Exablaze is expected to be part of Cisco's intent-based networking strategy and complement the company's current switching technology.

In the big picture, Cisco is stepping up its investment in silicon, optics and software to target next-gen networking. Cisco Silicon One, a unified silicon architecture for networking, the IOS XR7 operating system and Cisco 8000 Series are designed to set the company up for the future.

If Cisco doesn't invest heavily it risks losing workloads to cloud computing giants such as Amazon Web Services, Microsoft Azure and Google Cloud Platform.

Also: AWS Graviton2: What it means for Arm in the data center, cloud, enterprise, AWS

To that end, Cisco's 'Internet for the Future' technology strategy has added AT&T, Century Link, Comcast, Facebook, Microsoft and The Walt Disney Studios as innovation partners.
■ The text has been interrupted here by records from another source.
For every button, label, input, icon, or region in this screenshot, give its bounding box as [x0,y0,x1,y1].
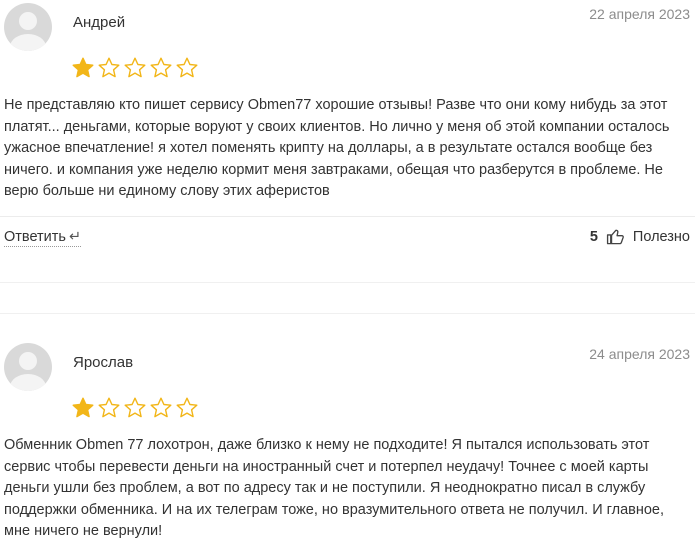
avatar [4,343,52,391]
review-author: Андрей [73,14,126,31]
review-date: 24 апреля 2023 [589,346,690,362]
useful-vote: 5 Полезно [590,227,690,246]
section-divider [0,282,695,314]
reply-label: Ответить [4,229,66,245]
divider [0,216,695,217]
review-text: Обменник Obmen 77 лохотрон, даже близко … [4,437,665,539]
star-empty-icon [150,397,172,418]
avatar [4,3,52,51]
like-count: 5 [589,228,598,245]
reply-arrow-icon: ↵ [68,229,82,245]
useful-button[interactable]: Полезно [633,229,690,245]
star-filled-icon [72,57,94,78]
star-empty-icon [176,57,198,78]
reply-link[interactable]: Ответить ↵ [4,229,82,247]
rating-stars [71,396,199,420]
review-author: Ярослав [73,354,134,371]
review-date: 22 апреля 2023 [589,6,690,22]
thumbs-up-icon[interactable] [606,227,625,246]
star-empty-icon [98,57,120,78]
star-empty-icon [150,57,172,78]
star-empty-icon [176,397,198,418]
review-text: Не представляю кто пишет сервису Obmen77… [4,97,670,199]
star-empty-icon [124,397,146,418]
star-filled-icon [72,397,94,418]
star-empty-icon [98,397,120,418]
rating-stars [71,56,199,80]
star-empty-icon [124,57,146,78]
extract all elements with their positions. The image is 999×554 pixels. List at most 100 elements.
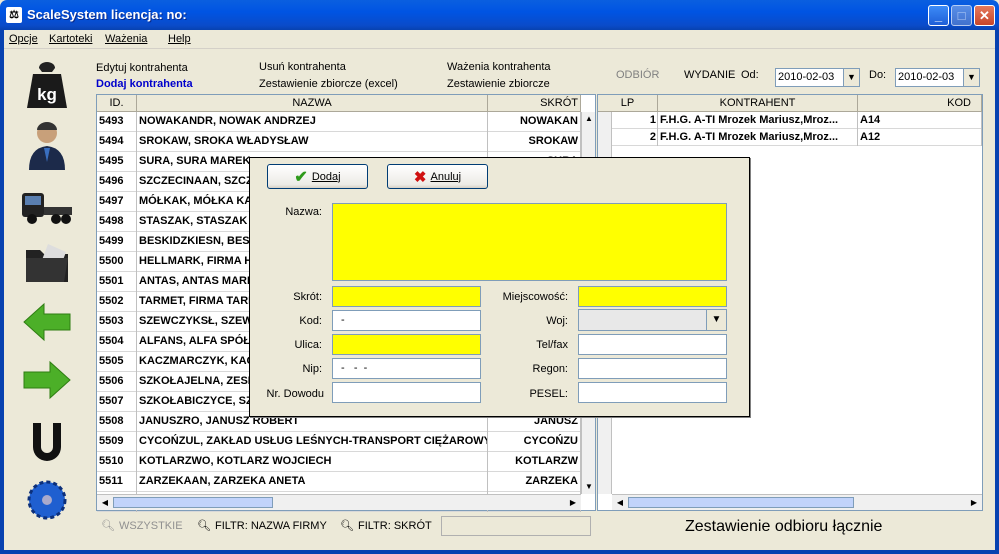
cell-id: 5511	[97, 472, 137, 492]
cell-id: 5500	[97, 252, 137, 272]
scroll-right-icon[interactable]: ▶	[566, 496, 580, 510]
ulica-field[interactable]	[332, 334, 481, 355]
scroll-right-icon[interactable]: ▶	[967, 496, 981, 510]
table-row[interactable]: 2 F.H.G. A-TI Mrozek Mariusz,Mroz... A12	[598, 129, 982, 146]
summary-label: Zestawienie odbioru łącznie	[685, 518, 883, 535]
edit-contractor-link[interactable]: Edytuj kontrahenta	[96, 62, 188, 74]
cell-id: 5493	[97, 112, 137, 132]
col-header-id[interactable]: ID.	[97, 95, 137, 112]
filter-by-short[interactable]: 🔍︎ FILTR: SKRÓT	[340, 519, 432, 533]
table-row[interactable]: 5511 ZARZEKAAN, ZARZEKA ANETA ZARZEKA	[97, 472, 581, 492]
table-row[interactable]: 5510 KOTLARZWO, KOTLARZ WOJCIECH KOTLARZW	[97, 452, 581, 472]
wydanie-mode[interactable]: WYDANIE	[684, 69, 735, 81]
truck-icon[interactable]	[22, 182, 72, 232]
export-excel-link[interactable]: Zestawienie zbiorcze (excel)	[259, 78, 398, 90]
kod-value: -	[341, 314, 345, 326]
nip-field[interactable]: - - -	[332, 358, 481, 379]
weight-kg-icon[interactable]: kg	[22, 60, 72, 110]
table-row[interactable]: 1 F.H.G. A-TI Mrozek Mariusz,Mroz... A14	[598, 112, 982, 129]
scroll-thumb[interactable]	[628, 497, 854, 508]
date-to-label: Do:	[869, 69, 887, 81]
horizontal-scrollbar[interactable]: ◀ ▶	[612, 494, 982, 510]
table-row[interactable]: 5509 CYCOŃZUL, ZAKŁAD USŁUG LEŚNYCH-TRANS…	[97, 432, 581, 452]
cell-id: 5501	[97, 272, 137, 292]
window-title: ScaleSystem licencja: no:	[27, 7, 187, 22]
col-header-contractor[interactable]: KONTRAHENT	[658, 95, 858, 112]
regon-label: Regon:	[532, 363, 568, 375]
arrow-right-icon[interactable]	[22, 355, 72, 405]
scroll-up-icon[interactable]: ▲	[582, 112, 596, 126]
filter-all[interactable]: 🔍︎ WSZYSTKIE	[101, 519, 183, 533]
regon-field[interactable]	[578, 358, 727, 379]
col-header-lp[interactable]: LP	[598, 95, 658, 112]
minimize-button[interactable]: _	[928, 5, 949, 26]
u-icon[interactable]	[22, 418, 72, 468]
scroll-left-icon[interactable]: ◀	[98, 496, 112, 510]
summary-link[interactable]: Zestawienie zbiorcze	[447, 78, 550, 90]
cell-short: CYCOŃZU	[488, 432, 581, 452]
add-button[interactable]: ✔ Dodaj	[267, 164, 368, 189]
saw-blade-icon[interactable]	[22, 475, 72, 525]
menu-wazenia[interactable]: Ważenia	[105, 33, 147, 45]
menu-kartoteki[interactable]: Kartoteki	[49, 33, 92, 45]
filter-input[interactable]	[441, 516, 591, 536]
date-from-picker[interactable]: 2010-02-03 ▼	[775, 68, 860, 87]
skrot-field[interactable]	[332, 286, 481, 307]
filter-by-short-label: FILTR: SKRÓT	[357, 519, 432, 532]
arrow-left-icon[interactable]	[22, 297, 72, 347]
ulica-label: Ulica:	[294, 339, 322, 351]
table-row[interactable]: 5494 SROKAW, SROKA WŁADYSŁAW SROKAW	[97, 132, 581, 152]
cancel-button[interactable]: ✖ Anuluj	[387, 164, 488, 189]
table-row[interactable]: 5493 NOWAKANDR, NOWAK ANDRZEJ NOWAKAN	[97, 112, 581, 132]
cell-name: ZARZEKAAN, ZARZEKA ANETA	[137, 472, 488, 492]
cell-id: 5503	[97, 312, 137, 332]
cell-id: 5508	[97, 412, 137, 432]
menu-help[interactable]: Help	[168, 33, 191, 45]
telfax-field[interactable]	[578, 334, 727, 355]
maximize-button[interactable]: □	[951, 5, 972, 26]
delete-contractor-link[interactable]: Usuń kontrahenta	[259, 61, 346, 73]
cell-id: 5495	[97, 152, 137, 172]
scroll-thumb[interactable]	[113, 497, 273, 508]
date-from-label: Od:	[741, 69, 759, 81]
chevron-down-icon[interactable]: ▼	[706, 310, 726, 330]
odbior-mode[interactable]: ODBIÓR	[616, 69, 659, 81]
close-button[interactable]: ✕	[974, 5, 995, 26]
horizontal-scrollbar[interactable]: ◀ ▶	[97, 494, 581, 510]
window-border-right	[995, 30, 999, 554]
folder-icon[interactable]	[22, 238, 72, 288]
contractor-weighings-link[interactable]: Ważenia kontrahenta	[447, 61, 551, 73]
woj-select[interactable]: ▼	[578, 309, 727, 331]
nazwa-field[interactable]	[332, 203, 727, 281]
cell-code: A12	[858, 129, 982, 146]
kod-field[interactable]: -	[332, 310, 481, 331]
col-header-code[interactable]: KOD	[858, 95, 982, 112]
menu-opcje[interactable]: Opcje	[9, 33, 38, 45]
add-button-label: Dodaj	[311, 170, 341, 183]
chevron-down-icon[interactable]: ▼	[843, 69, 859, 86]
date-to-picker[interactable]: 2010-02-03 ▼	[895, 68, 980, 87]
menu-wazenia-label: Ważenia	[105, 33, 148, 45]
chevron-down-icon[interactable]: ▼	[963, 69, 979, 86]
col-header-short[interactable]: SKRÓT	[488, 95, 581, 112]
nazwa-label: Nazwa:	[285, 206, 322, 218]
user-icon[interactable]	[22, 120, 72, 170]
col-header-name[interactable]: NAZWA	[137, 95, 488, 112]
cell-id: 5494	[97, 132, 137, 152]
scroll-left-icon[interactable]: ◀	[613, 496, 627, 510]
cell-contractor: F.H.G. A-TI Mrozek Mariusz,Mroz...	[658, 129, 858, 146]
miejscowosc-field[interactable]	[578, 286, 727, 307]
telfax-label: Tel/fax	[536, 339, 568, 351]
filter-by-name[interactable]: 🔍︎ FILTR: NAZWA FIRMY	[197, 519, 327, 533]
nip-value: - - -	[341, 362, 368, 374]
cell-id: 5499	[97, 232, 137, 252]
cell-id: 5505	[97, 352, 137, 372]
cell-name: CYCOŃZUL, ZAKŁAD USŁUG LEŚNYCH-TRANSPORT…	[137, 432, 488, 452]
pesel-field[interactable]	[578, 382, 727, 403]
add-contractor-link[interactable]: Dodaj kontrahenta	[96, 78, 193, 90]
cell-short: NOWAKAN	[488, 112, 581, 132]
dowod-field[interactable]	[332, 382, 481, 403]
cell-name: KOTLARZWO, KOTLARZ WOJCIECH	[137, 452, 488, 472]
cell-name: NOWAKANDR, NOWAK ANDRZEJ	[137, 112, 488, 132]
scroll-down-icon[interactable]: ▼	[582, 480, 596, 494]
Cowen & Co. analyst Paul Silverstein said that Cisco software, silicon and platform strategy is designed to "squarely address ongoing tectonic shifts in the networking industry and key threats to and opportunities for Cisco." 

Silverstein added: 

These threats and opportunities include an increase in the number and prominence of competitive threats and a shift in Cisco's addressable market opportunity in terms of the spending power of traditional customers and the rise of Webscale customers, especially Amazon, Facebook, Google, Microsoft and other cloud titans. More specifically, Cisco seeks to address the increasing prominence of Webscale companies and corresponding impact on traditional networking and other IT vendors; the rise of SDN; the ongoing impact of Broadcom as a merchant supplier of cutting edge switching and routing silicon.